In some corporate contexts, this process is referred to as “Fetch me a rock”. It goes something like this: “Fetch me a rock. No, not that one. Fetch me another. Now jump through this hoop.”
Just a few days before, Dare had stumbled across a related date problem. It seems that RSS 2.0 didn’t have the date he needed, so proposed using a Dublin Core element in a manner other than the way it was defined. So far, Dare seems to have obtained little traction on this idea.
Some trace RSS back to 0.90. In those days, RSS was viewed as a vehicle for metadata only — whose sole purpose was to direct eyeballs back to one’s site.
At that time, there was one visionary who saw things differently. His name was Dave Winer. He saw RSS not as a vehicle for delivering metadata, but for delivering content. He saw RSS 0.90 as woefully inadequate. It’s missing the key thing web writers and readers need. He had a competing format, named ScriptingNews, from which RSS 0.91 borrowed the description element.
Apparently, Dave was savvy enough to know that if description was mandatory that he would be flamed royally for doing so. So in RSS 0.91, the most important element for using RSS as a channel for delivering content was the one and only optional element of item.
Dave then followed up by RSS 0.92 which leveled the playing field and made every subelement of item optional. This was OK, as the other elements that RSS 0.91 had weren’t the vital ones that people really wanted, namely ids and dates. Those came later.
Boring Committee Work
Fast forward to 2005. All of the important elements remain more or less optional in RSS, which leads to “interesting” interoperability factors.

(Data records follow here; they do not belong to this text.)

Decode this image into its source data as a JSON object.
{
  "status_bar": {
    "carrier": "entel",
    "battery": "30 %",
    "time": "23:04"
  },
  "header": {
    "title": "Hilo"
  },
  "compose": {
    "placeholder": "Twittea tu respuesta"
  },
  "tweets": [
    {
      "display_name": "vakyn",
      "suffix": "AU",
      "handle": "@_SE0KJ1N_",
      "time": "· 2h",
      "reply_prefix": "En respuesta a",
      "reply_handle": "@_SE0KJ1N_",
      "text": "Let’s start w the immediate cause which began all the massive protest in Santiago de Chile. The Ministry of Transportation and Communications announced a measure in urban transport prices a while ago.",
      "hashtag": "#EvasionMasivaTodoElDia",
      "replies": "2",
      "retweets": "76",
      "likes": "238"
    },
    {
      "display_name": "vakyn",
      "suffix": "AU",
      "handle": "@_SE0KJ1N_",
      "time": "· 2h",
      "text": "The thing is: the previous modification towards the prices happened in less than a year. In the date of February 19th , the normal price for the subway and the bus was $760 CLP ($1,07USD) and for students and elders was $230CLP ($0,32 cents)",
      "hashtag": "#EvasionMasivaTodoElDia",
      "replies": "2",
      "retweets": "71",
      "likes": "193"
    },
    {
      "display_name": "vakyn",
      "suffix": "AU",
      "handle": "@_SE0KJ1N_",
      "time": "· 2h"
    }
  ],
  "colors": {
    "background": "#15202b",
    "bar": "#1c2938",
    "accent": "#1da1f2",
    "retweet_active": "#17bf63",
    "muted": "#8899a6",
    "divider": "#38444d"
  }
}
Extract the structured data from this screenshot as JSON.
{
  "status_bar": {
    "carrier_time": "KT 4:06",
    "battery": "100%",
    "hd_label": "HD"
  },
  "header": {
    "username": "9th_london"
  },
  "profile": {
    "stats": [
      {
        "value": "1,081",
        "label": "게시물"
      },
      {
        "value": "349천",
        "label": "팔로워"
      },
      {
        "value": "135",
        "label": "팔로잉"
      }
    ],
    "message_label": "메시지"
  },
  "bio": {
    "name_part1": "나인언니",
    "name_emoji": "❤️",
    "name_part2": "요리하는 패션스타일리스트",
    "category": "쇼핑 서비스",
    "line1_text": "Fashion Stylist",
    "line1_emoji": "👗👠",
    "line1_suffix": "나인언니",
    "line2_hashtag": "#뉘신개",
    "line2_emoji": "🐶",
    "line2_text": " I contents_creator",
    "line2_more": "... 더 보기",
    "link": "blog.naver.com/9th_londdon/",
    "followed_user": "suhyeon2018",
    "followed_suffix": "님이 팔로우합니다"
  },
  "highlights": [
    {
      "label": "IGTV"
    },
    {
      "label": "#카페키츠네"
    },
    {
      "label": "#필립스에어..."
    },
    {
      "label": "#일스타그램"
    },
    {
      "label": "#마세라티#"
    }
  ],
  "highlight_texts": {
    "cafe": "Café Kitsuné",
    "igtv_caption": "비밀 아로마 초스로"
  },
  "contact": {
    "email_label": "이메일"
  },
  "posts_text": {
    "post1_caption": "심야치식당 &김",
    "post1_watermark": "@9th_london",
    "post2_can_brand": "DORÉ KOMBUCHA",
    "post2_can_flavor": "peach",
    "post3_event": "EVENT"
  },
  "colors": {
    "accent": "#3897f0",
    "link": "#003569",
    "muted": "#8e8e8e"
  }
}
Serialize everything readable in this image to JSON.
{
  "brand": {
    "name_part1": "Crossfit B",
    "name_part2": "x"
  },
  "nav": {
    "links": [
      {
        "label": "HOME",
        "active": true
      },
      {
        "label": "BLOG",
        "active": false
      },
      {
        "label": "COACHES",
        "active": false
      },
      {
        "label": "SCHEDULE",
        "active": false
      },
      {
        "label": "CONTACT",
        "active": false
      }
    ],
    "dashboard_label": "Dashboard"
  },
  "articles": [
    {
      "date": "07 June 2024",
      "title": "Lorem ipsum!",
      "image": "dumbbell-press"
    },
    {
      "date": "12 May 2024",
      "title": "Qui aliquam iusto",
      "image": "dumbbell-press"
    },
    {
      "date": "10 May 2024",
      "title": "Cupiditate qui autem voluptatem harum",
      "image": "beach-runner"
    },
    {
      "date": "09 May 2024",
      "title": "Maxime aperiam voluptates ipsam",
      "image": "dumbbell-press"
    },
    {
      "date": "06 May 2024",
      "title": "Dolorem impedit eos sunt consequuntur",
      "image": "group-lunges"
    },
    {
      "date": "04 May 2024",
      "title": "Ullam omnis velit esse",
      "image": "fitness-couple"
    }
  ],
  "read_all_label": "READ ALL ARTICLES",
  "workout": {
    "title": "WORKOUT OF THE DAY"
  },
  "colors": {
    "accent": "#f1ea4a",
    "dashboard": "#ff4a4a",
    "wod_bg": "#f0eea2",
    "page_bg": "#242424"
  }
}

Such as the ones that Dare alludes to above.
After literally months of exhaustive discussion, the AtomPub IETF working group has come to consensus on requiring an id and a date on every entry (incidentally, this date is exactly the one that Dare expressed a need for). Entries also require either a summary or a content which can be rendered as text.
What about people who simply want to syndicate metadata [despite there being a more than adequate format defined for such purposes]? What about people who are simply trying to scrape together whatever bits they have in the hopes that it might be useful for somebody [despite there being a more than adequate format defined for such purposes]?
Alas, it seems to be the destiny of all standards bodies to take every fork. If there is somebody who might reasonably be able to produce something, by all means lets enable it, even if it creates downstream confusion.
This leads to the following controversial proposal from PaceTextShouldBeProvided:
atom:entry elements which do not contain an atom:content element, or whose atom:content element’s type attribute indicates a MIME media type, SHOULD contain an atom:summary element.
To some, this is not permissive enough.
Lets hear from users
What, ideally, would people like to see in syndication feeds?
What I am seeking to know is what can we do so that we can get as close as we can to the point where getting a valid Atom feed means that you already know that you are going to have all the information you want. Even if it means that the producers have to do a little more work.
Once we know what it is, we can decide what goes into the spec itself, and what can go into a BCP document.